– Я не крыса, – взбесился Ковалев и вскочил со стула. Жавнерович не успел ничего сделать, как молодой человек уже потребовал его увести. Так делать было нельзя, но сейчас Ковалеву это сошло с рук.
Следователь был в бешенстве. Он никогда не допускал ничего подобного на допросе. Это его сцена, его спектакль, и никто не имеет права перекраивать этот сценарий. Жавнерович был прав. Следователь должен просчитывать любую реакцию подозреваемого, должен полностью контролировать беседу, а не идти на поводу у преступника. По крайней мере, так его учили на юридическом факультете, а потом и он сам об этом читал лекции. Взгляд следователя упал на написанную корявым почерком записку Валерия Ковалева, которую он написал жене. Молодой человек хотел придать дело огласке, написать в газеты и таким образом отвертеться от наказания. Возможно, сейчас самое время сделать так, как он и хотел.
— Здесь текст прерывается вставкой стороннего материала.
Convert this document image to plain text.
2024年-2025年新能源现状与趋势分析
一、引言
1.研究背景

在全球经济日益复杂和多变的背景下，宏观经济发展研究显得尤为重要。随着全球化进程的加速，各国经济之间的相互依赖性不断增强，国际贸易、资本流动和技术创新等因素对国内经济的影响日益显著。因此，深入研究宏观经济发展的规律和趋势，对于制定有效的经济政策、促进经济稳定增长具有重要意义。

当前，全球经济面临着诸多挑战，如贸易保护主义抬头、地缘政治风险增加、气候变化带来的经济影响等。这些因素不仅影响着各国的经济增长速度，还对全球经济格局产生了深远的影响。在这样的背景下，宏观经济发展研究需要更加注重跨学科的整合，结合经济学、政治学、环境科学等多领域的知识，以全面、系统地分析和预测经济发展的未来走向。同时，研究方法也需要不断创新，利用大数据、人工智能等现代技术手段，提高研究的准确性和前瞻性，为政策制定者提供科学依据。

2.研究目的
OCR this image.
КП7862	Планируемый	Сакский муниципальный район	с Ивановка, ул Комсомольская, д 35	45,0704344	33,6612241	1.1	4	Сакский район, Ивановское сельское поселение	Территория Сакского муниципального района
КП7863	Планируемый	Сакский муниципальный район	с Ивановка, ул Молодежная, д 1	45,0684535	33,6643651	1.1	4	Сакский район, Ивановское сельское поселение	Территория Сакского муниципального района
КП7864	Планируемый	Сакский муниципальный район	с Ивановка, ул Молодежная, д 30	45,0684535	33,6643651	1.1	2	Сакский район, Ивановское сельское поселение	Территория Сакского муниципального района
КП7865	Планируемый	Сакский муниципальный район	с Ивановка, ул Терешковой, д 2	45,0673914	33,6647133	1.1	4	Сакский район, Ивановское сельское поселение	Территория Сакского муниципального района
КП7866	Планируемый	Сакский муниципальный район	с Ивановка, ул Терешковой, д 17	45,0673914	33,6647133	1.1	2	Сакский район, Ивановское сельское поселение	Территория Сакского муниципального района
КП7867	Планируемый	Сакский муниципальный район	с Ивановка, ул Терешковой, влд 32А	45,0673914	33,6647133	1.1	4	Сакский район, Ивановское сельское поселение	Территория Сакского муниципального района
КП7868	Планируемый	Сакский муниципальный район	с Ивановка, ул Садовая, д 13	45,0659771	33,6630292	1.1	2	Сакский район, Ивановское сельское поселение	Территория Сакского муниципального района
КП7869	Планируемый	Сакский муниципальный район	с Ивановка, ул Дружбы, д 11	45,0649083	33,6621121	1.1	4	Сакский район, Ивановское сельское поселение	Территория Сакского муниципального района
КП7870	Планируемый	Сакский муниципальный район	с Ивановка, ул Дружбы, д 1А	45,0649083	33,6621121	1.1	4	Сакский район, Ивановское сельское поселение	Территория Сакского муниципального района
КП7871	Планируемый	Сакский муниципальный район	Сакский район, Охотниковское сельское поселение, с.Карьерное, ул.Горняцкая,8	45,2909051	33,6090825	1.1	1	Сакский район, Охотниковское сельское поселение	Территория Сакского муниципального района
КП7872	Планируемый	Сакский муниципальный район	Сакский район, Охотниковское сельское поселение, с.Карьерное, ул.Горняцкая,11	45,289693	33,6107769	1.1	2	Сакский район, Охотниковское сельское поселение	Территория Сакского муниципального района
Жавнерович вызвал к себе жену Валерия Ковалева, чтобы поговорить с ней о судьбе мужа, а потом позвонил в отделение местной газеты. Они давно просили его поговорить с ними, а тут и повод выдался.
Валерия Ковалева оставили в покое на несколько дней. Никто его больше не донимал допросами. Был какой-то следователь из милиции, который все время задавал одни и те же вопросы, но было понятно, что он здесь ничего не решает. Мужчина все время что-то записывал, отмечал, анализировал и сопоставлял факты, которые только что озвучил молодой человек. Иногда он находил такие мелкие нестыковки в его показаниях, что это восхищало.
Спустя почти две недели Михаил Кузьмич Жавнерович снова попросил привести к нему для допроса Ковалева. Теперь следователь был готов к разговору, а вот Ковалев был застигнут врасплох.
– Продолжаешь настаивать на своей невиновности? – весело и добродушно поинтересовался этот толстый пожилой человек, производящий обманчиво дружелюбное впечатление старика. Валерий молча кивнул. – Ну что ж, это твое дело. Хочешь получить высшую меру, тут уж я не буду мешать. Я хочу только, чтобы ты знал две вещи.
Михаил Кузьмич оглядел стол так, как будто бы впервые видел разложенные на нем бумаги. Не найдя на столе того, что искал, Михаил Кузьмич полез под стол посмотреть, не упала ли какая-то бумага, а потом картинно ударил себя ладонью по лбу, открыл ящик рабочего стола и вытащил оттуда газету. Осмотрев ее критическим взглядом, он удовлетворенно кивнул сам себе и протянул издание сидящему перед ним подозреваемому. Валерий не понимал, зачем ему нужно знать, что пишут в газетах. Он бросил взгляд на передовицу и увидел обведенную шариковой ручкой статью. В заметке говорилось о том, что в деле об изнасиловании и убийстве девушки на станции Лучеса обвиняются трое молодых людей, один из которых долгое время работал в школе, учил детей боксу. Далее следовала краткая биографическая справка о жизни Валерия Ковалева и пара патетических предложений о том, как кощунственно, что насильник и убийца учил советских детей.
– Сорок тысяч? – спросил ошеломленный Ковалев, перечитывая последние фразы заметки. Михаил Кузьмич кивнул. – Положительная характеристика ведь смягчает приговор, разве нет?
– Как видишь, не всегда. Прочитай теперь еще вот это, – спокойно и серьезно предложил следователь, протягивая Ковалеву какую-то официальную бумагу. Впервые за все время создавалось впечатление, что Жавнерович говорит искренне, а не издевается, не играет и не манипулирует. Сейчас ему было не важно, что скажет Ковалев, он наблюдал только за его реакцией, и он заметил животный страх в глазах подследственного. Это было как раз то, что ему и требовалось.